Na síndrome, a válvula mitral - uma das principais válvulas do coração que tem a função de dividir duas partes do coração: o átrio esquerdo e o ventrículo direto - sofre alteração se tornando espessa, capaz de causar vazamento e refluxo nos portadores da síndrome. Os pacientes que convivem com o diagnóstico precisam estar em constante acompanhamento médico porque ainda há a possibilidade de ocorrer infecção bacteriana da válvula mitral.

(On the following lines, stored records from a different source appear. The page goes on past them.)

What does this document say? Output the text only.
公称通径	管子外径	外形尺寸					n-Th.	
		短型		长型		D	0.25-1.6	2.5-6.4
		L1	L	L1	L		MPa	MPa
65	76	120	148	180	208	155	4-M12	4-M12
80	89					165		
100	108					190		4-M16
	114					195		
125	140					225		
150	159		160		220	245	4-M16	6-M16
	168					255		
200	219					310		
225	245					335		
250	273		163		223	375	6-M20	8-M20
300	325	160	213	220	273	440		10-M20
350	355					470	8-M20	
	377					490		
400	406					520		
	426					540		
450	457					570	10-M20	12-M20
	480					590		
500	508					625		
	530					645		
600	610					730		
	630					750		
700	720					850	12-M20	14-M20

Outros sintomas que podem acometer os portadores da síndrome são alterações na estrutura do palato duro (uma camada óssea fina localizada no teto da boca), provocando desvio do alinhamento natural e mordida cruzada. Por causa disso o paciente pode estar predisposto a ter apneia e distúrbios do sono.

Os dedos, punhos, cotovelos e joelhos dos pacientes com aracnodactilia também são hiperextensivos. Nos pés e tornozelos é possível desenvolver frouxidão, produzindo instabilidade e deformações que, ao longo dos anos, podem se agravar. Na pele, pode haver predominância de estrias atróficas pelo fato das características de hiperextensão (em grande parte localizadas nos ombros, região lombar e quadris). O paciente ainda pode sofrer fortes dores na nuca e abdômen, lesões nos ligamentos e fraturas por causa do agravamento dos sintomas sem o tratamento correto.

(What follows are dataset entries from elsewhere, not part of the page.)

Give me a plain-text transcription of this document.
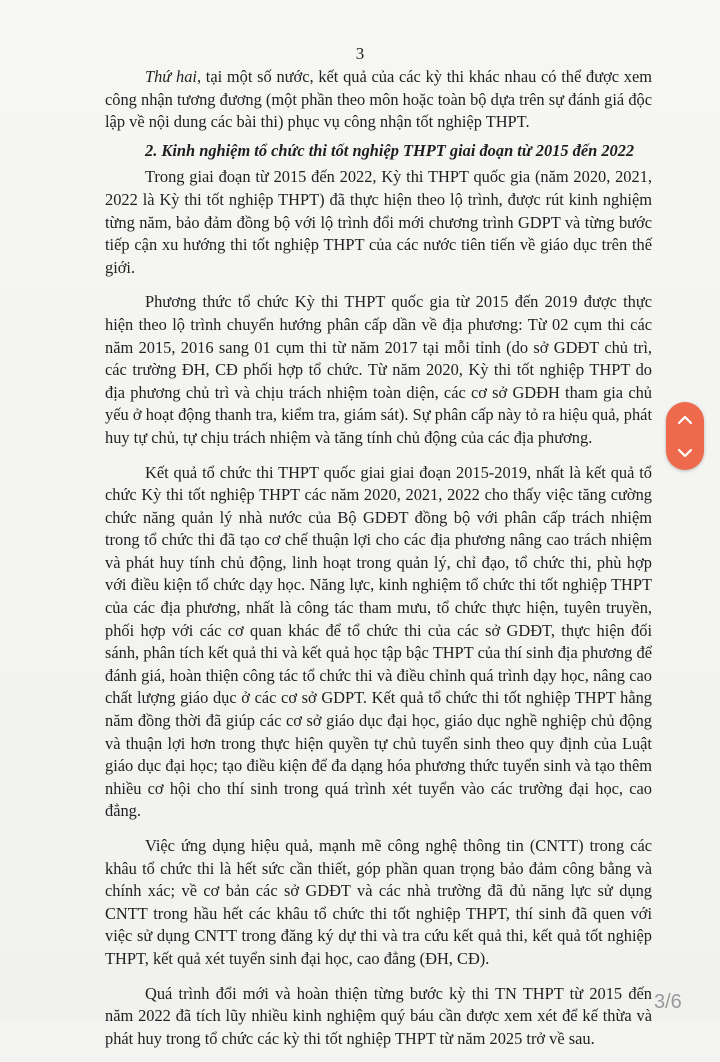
3

Thứ hai, tại một số nước, kết quả của các kỳ thi khác nhau có thể được xem công nhận tương đương (một phần theo môn hoặc toàn bộ dựa trên sự đánh giá độc lập về nội dung các bài thi) phục vụ công nhận tốt nghiệp THPT.

2. Kinh nghiệm tổ chức thi tốt nghiệp THPT giai đoạn từ 2015 đến 2022

Trong giai đoạn từ 2015 đến 2022, Kỳ thi THPT quốc gia (năm 2020, 2021, 2022 là Kỳ thi tốt nghiệp THPT) đã thực hiện theo lộ trình, được rút kinh nghiệm từng năm, bảo đảm đồng bộ với lộ trình đổi mới chương trình GDPT và từng bước tiếp cận xu hướng thi tốt nghiệp THPT của các nước tiên tiến về giáo dục trên thế giới.

Phương thức tổ chức Kỳ thi THPT quốc gia từ 2015 đến 2019 được thực hiện theo lộ trình chuyển hướng phân cấp dần về địa phương: Từ 02 cụm thi các năm 2015, 2016 sang 01 cụm thi từ năm 2017 tại mỗi tỉnh (do sở GDĐT chủ trì, các trường ĐH, CĐ phối hợp tổ chức. Từ năm 2020, Kỳ thi tốt nghiệp THPT do địa phương chủ trì và chịu trách nhiệm toàn diện, các cơ sở GDĐH tham gia chủ yếu ở hoạt động thanh tra, kiểm tra, giám sát). Sự phân cấp này tỏ ra hiệu quả, phát huy tự chủ, tự chịu trách nhiệm và tăng tính chủ động của các địa phương.

Kết quả tổ chức thi THPT quốc giai giai đoạn 2015-2019, nhất là kết quả tổ chức Kỳ thi tốt nghiệp THPT các năm 2020, 2021, 2022 cho thấy việc tăng cường chức năng quản lý nhà nước của Bộ GDĐT đồng bộ với phân cấp trách nhiệm trong tổ chức thi đã tạo cơ chế thuận lợi cho các địa phương nâng cao trách nhiệm và phát huy tính chủ động, linh hoạt trong quản lý, chỉ đạo, tổ chức thi, phù hợp với điều kiện tổ chức dạy học. Năng lực, kinh nghiệm tổ chức thi tốt nghiệp THPT của các địa phương, nhất là công tác tham mưu, tổ chức thực hiện, tuyên truyền, phối hợp với các cơ quan khác để tổ chức thi của các sở GDĐT, thực hiện đối sánh, phân tích kết quả thi và kết quả học tập bậc THPT của thí sinh địa phương để đánh giá, hoàn thiện công tác tổ chức thi và điều chỉnh quá trình dạy học, nâng cao chất lượng giáo dục ở các cơ sở GDPT. Kết quả tổ chức thi tốt nghiệp THPT hằng năm đồng thời đã giúp các cơ sở giáo dục đại học, giáo dục nghề nghiệp chủ động và thuận lợi hơn trong thực hiện quyền tự chủ tuyển sinh theo quy định của Luật giáo dục đại học; tạo điều kiện để đa dạng hóa phương thức tuyển sinh và tạo thêm nhiều cơ hội cho thí sinh trong quá trình xét tuyển vào các trường đại học, cao đẳng.

Việc ứng dụng hiệu quả, mạnh mẽ công nghệ thông tin (CNTT) trong các khâu tổ chức thi là hết sức cần thiết, góp phần quan trọng bảo đảm công bằng và chính xác; về cơ bản các sở GDĐT và các nhà trường đã đủ năng lực sử dụng CNTT trong hầu hết các khâu tổ chức thi tốt nghiệp THPT, thí sinh đã quen với việc sử dụng CNTT trong đăng ký dự thi và tra cứu kết quả thi, kết quả tốt nghiệp THPT, kết quả xét tuyển sinh đại học, cao đẳng (ĐH, CĐ).

Quá trình đổi mới và hoàn thiện từng bước kỳ thi TN THPT từ 2015 đến năm 2022 đã tích lũy nhiều kinh nghiệm quý báu cần được xem xét để kế thừa và phát huy trong tổ chức các kỳ thi tốt nghiệp THPT từ năm 2025 trở về sau.

3/6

As crianças que adquirem a doença de forma congênita tendem a nascer mais altas do que o normal e a ter os membros desproporcionais, se comparados ao tronco. A relação entre envergadura e altura dos membros pode ser agravada por alterações causadas pela escoliose ou cifose anormal.

Como fazer o diagnóstico

Para que o diagnóstico seja enquadrado na Síndrome de Marfan, é necessário que sejam identificadas alterações em dois sistemas diferentes, além do possível envolvimento em um terceiro sistema (esquelético, cardíaco e ocular). Os médicos que suspeitarem da síndrome deverão realizar o exame físico, observando tanto o histórico do paciente, quanto de sua família.

O especialista poderá realizar o exame ocular com lâmpada de fenda para detectar possíveis luxações no cristalino, identificando sintomas como a miopia e glaucoma, submeter o paciente a exames de imagem – como ecocardiograma e eletrocardiograma que irão detectar alterações nas válvulas cardíacas, possível causa do aumento da pressão arterial.

Caso seja detectado o diagnóstico, é importante que haja o acompanhamento periódico para verificar se novos sintomas surgirão com o passar do tempo.

Tratamento da Síndrome de Marfan

Embora não exista um procedimento que resulte na cura dos pacientes portadores da Síndrome de Marfan, existem vários tratamentos que podem amenizar os sintomas e aumentar a qualidade de vida. Portanto, o diagnóstico precoce é fundamental para que os resultados dos tratamentos sejam eficazes.

Para combater todos os sintomas da doença, também é necessário o trabalho de uma equipe multidisciplinar que envolve oftalmologistas, geneticistas, dentistas, ortopedistas e cardiologistas. A presença de miopia precoce e severa é, geralmente, o indicativo mais comum para portadores da síndrome.

As complicações, geralmente, estão relacionadas à intensidade de problemas cardíacos, especificamente com a dilatação da aorta que é progressiva. Por isso é importante o acompanhamento periódico para averiguar o tamanho da aorta e, se necessário, fazer intervenção cirúrgica.